Dennoch ist der Börsengang als Nachfolgelösung für gründer- und familiengeführte Unternehmen in Deutschland eher selten. Es spricht aber vieles dafür, sich im Rahmen der Nachfolgeplanung zumindest die Option eines Börsengangs offenzuhalten und zu einem – auch aus steuerrechtlicher Sicht – geeigneten Zeitpunkt eine kapitalmarktfähige Rechtsform zu wählen. Vor diesem Hintergrund stellen sich die Fragen, ob solche Rechtsformen für die Bedürfnisse von Familienunternehmen geeignet sind und ob bei einem Börsengang die Kontrolle der Familie über das Unternehmen weiterhin gewährleistet werden kann.
Struktur der Unternehmensführung
Aktiengesellschaft (AG)
Obwohl die Aufgabenverteilung zwischen Vorstand, Aufsichtsrat und Hauptversammlung einer klassischen AG gesetzlich vorgeschrieben ist, sind für Familiengesellschaften, die einen Börsengang anstreben, verschiedene Modifikationen interessant. So kann die Satzung zum Beispiel einzelnen Aktionären oder Inhabern bestimmter Aktien das Recht einräumen, bis zu ein Drittel der Aufsichtsratsmitglieder als Familienvertreter in den Aufsichtsrat zu entsenden. Der Aufsichtsrat bestimmt den Vorstand und kann – neben seiner Beratungs- und Überwachungsfunktion – bestimmte Arten von Geschäften von seiner Zustimmung abhängig machen und damit erheblichen Einfluss ausüben.

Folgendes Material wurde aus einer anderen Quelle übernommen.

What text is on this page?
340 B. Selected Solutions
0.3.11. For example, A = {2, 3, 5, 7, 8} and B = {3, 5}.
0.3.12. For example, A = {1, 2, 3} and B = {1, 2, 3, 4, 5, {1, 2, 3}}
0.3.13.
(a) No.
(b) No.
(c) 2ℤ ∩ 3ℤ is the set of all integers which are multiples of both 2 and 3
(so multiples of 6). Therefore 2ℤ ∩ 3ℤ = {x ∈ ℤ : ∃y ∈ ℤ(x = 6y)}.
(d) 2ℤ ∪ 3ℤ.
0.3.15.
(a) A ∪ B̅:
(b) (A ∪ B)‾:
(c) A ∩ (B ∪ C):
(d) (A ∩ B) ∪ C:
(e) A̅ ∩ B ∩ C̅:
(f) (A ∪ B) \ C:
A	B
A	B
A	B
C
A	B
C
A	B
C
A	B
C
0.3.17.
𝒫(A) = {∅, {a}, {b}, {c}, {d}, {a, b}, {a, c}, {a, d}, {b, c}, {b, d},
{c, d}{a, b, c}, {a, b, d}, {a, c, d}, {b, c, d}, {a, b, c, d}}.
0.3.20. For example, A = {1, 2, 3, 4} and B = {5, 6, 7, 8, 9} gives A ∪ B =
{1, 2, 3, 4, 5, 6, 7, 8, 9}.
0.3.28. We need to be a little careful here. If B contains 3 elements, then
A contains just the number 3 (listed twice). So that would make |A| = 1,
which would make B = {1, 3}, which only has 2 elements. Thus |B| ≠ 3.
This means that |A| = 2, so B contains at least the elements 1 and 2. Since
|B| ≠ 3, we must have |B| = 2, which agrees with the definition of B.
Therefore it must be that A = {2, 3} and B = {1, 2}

Es besteht die Möglichkeit, ausschließlich stimmrechtslose Vorzugsaktien an außenstehende Dritte und gegebenenfalls auch an Familienangehörige, die nur an einer finanziellen Beteiligung interessiert sind, auszugeben. Diese werden zum Ausgleich für das fehlende Stimmrecht bei der Gewinnverteilung bevorzugt.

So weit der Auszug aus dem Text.